Unravel took me around seven hours to complete and that included finding all of the well-hidden secret buttons strewn throughout the levels. To fully Platinum the game you will need to complete each level without dying. This can be incredibly frustrating as there are a wide variety of ways to die whether it be from drowning in a puddle or by being attacked by creatures of nature ranging from crabs to crows. It’s not always helped by the somewhat fiddly and awkward controls and the fact that levels play out a tad longer than they really ought to. Thankfully, this doesn’t put too much of a dampener on the overall enjoyment of the game.

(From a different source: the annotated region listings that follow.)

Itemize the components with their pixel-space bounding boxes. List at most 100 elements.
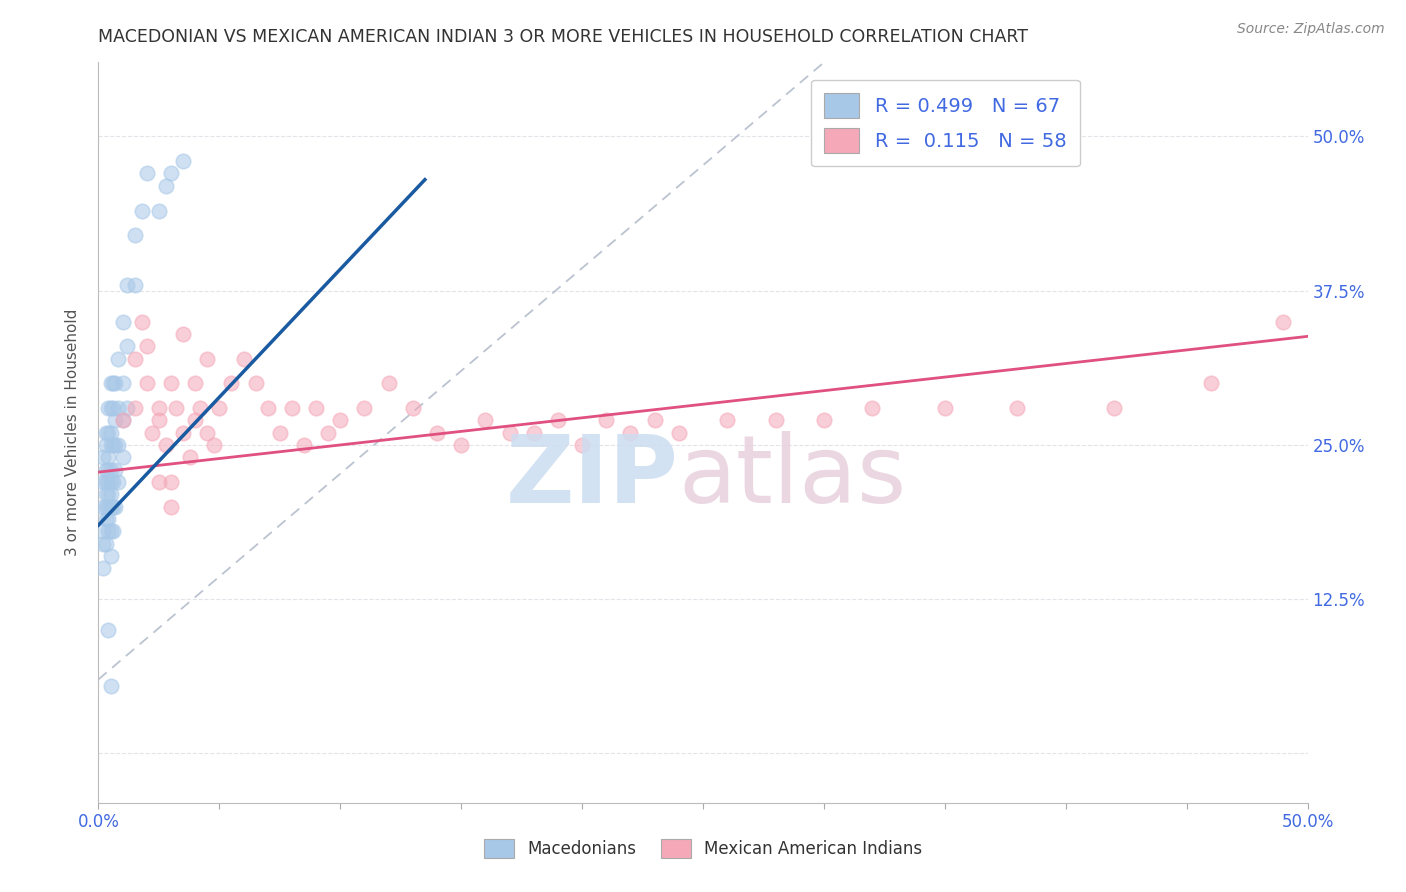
Point bbox=[97, 462, 120, 476]
Point bbox=[100, 679, 122, 693]
Point bbox=[141, 425, 163, 440]
Point bbox=[450, 438, 472, 452]
Point bbox=[91, 561, 114, 575]
Point bbox=[100, 475, 122, 489]
Point bbox=[523, 425, 546, 440]
Point bbox=[97, 487, 120, 501]
Point bbox=[104, 500, 127, 514]
Point bbox=[94, 500, 117, 514]
Point bbox=[101, 500, 124, 514]
Point bbox=[571, 438, 593, 452]
Point bbox=[668, 425, 690, 440]
Point bbox=[97, 425, 120, 440]
Point bbox=[131, 315, 153, 329]
Point bbox=[94, 438, 117, 452]
Point bbox=[160, 376, 183, 391]
Point bbox=[498, 425, 520, 440]
Point bbox=[172, 425, 194, 440]
Point bbox=[117, 339, 139, 353]
Point bbox=[124, 228, 146, 243]
Point bbox=[124, 277, 146, 292]
Point bbox=[94, 487, 117, 501]
Point bbox=[91, 475, 114, 489]
Point bbox=[135, 166, 157, 180]
Point bbox=[547, 413, 569, 427]
Point bbox=[91, 450, 114, 465]
Point bbox=[104, 413, 127, 427]
Point bbox=[124, 401, 146, 415]
Point bbox=[111, 315, 134, 329]
Point bbox=[94, 475, 117, 489]
Text: Source: ZipAtlas.com: Source: ZipAtlas.com bbox=[1237, 22, 1385, 37]
Point bbox=[107, 351, 129, 366]
Point bbox=[94, 425, 117, 440]
Point bbox=[1199, 376, 1222, 391]
Point bbox=[305, 401, 328, 415]
Point bbox=[195, 351, 218, 366]
Point bbox=[1007, 401, 1029, 415]
Point bbox=[245, 376, 267, 391]
Point bbox=[104, 438, 127, 452]
Point bbox=[402, 401, 425, 415]
Point bbox=[765, 413, 787, 427]
Point bbox=[97, 475, 120, 489]
Point bbox=[91, 536, 114, 550]
Point bbox=[100, 487, 122, 501]
Text: atlas: atlas bbox=[679, 431, 907, 523]
Point bbox=[97, 450, 120, 465]
Point bbox=[91, 500, 114, 514]
Point bbox=[860, 401, 883, 415]
Point bbox=[644, 413, 666, 427]
Point bbox=[135, 339, 157, 353]
Point bbox=[117, 401, 139, 415]
Point bbox=[160, 475, 183, 489]
Point bbox=[148, 401, 170, 415]
Point bbox=[353, 401, 375, 415]
Point bbox=[148, 413, 170, 427]
Point bbox=[97, 524, 120, 539]
Point bbox=[100, 524, 122, 539]
Point bbox=[97, 500, 120, 514]
Point bbox=[101, 524, 124, 539]
Point bbox=[204, 438, 226, 452]
Point bbox=[221, 376, 243, 391]
Point bbox=[94, 512, 117, 526]
Point bbox=[135, 376, 157, 391]
Point bbox=[101, 376, 124, 391]
Point bbox=[107, 475, 129, 489]
Point bbox=[111, 413, 134, 427]
Point bbox=[172, 154, 194, 169]
Point bbox=[329, 413, 352, 427]
Point bbox=[111, 450, 134, 465]
Point bbox=[100, 425, 122, 440]
Point bbox=[97, 623, 120, 637]
Point bbox=[232, 351, 254, 366]
Point bbox=[160, 166, 183, 180]
Text: MACEDONIAN VS MEXICAN AMERICAN INDIAN 3 OR MORE VEHICLES IN HOUSEHOLD CORRELATIO: MACEDONIAN VS MEXICAN AMERICAN INDIAN 3 … bbox=[98, 28, 1028, 45]
Point bbox=[104, 376, 127, 391]
Point bbox=[155, 438, 177, 452]
Point bbox=[155, 178, 177, 193]
Y-axis label: 3 or more Vehicles in Household: 3 or more Vehicles in Household bbox=[65, 309, 80, 557]
Point bbox=[813, 413, 835, 427]
Point bbox=[148, 475, 170, 489]
Point bbox=[100, 500, 122, 514]
Point bbox=[111, 376, 134, 391]
Point bbox=[124, 351, 146, 366]
Point bbox=[100, 376, 122, 391]
Point bbox=[316, 425, 339, 440]
Point bbox=[619, 425, 641, 440]
Point bbox=[100, 462, 122, 476]
Point bbox=[281, 401, 304, 415]
Point bbox=[172, 326, 194, 341]
Point bbox=[377, 376, 399, 391]
Point bbox=[256, 401, 278, 415]
Point bbox=[188, 401, 211, 415]
Point bbox=[595, 413, 617, 427]
Point bbox=[117, 277, 139, 292]
Point bbox=[165, 401, 187, 415]
Point bbox=[195, 425, 218, 440]
Point bbox=[1102, 401, 1125, 415]
Point bbox=[101, 401, 124, 415]
Point bbox=[107, 438, 129, 452]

In a year where we have been spoilt with quality indie titles including Rime, Pyre and Little Nightmares, I just can’t hold Unravel in quite as high statue as those games. Maybe if I had played it upon its release in 2016 I would be rating it a little higher. It really is a beautiful and heartfelt game so it is a shame that it is let down by the somewhat lacking and at times frustrating gameplay. Despite these minor flaws I do highly recommend playing the game through to completion. I’ve not played a puzzle-platformer quite like it and it encapsulates the fun and excitement of exploring nature as a child incredibly well. You also can’t help but allow Yarny melt your heart a little. He truly is a memorable little character!
Unravel is a fun and surprisingly long puzzle-platformer that is only let down by being a little frayed around the edges – 7.5 out of 10.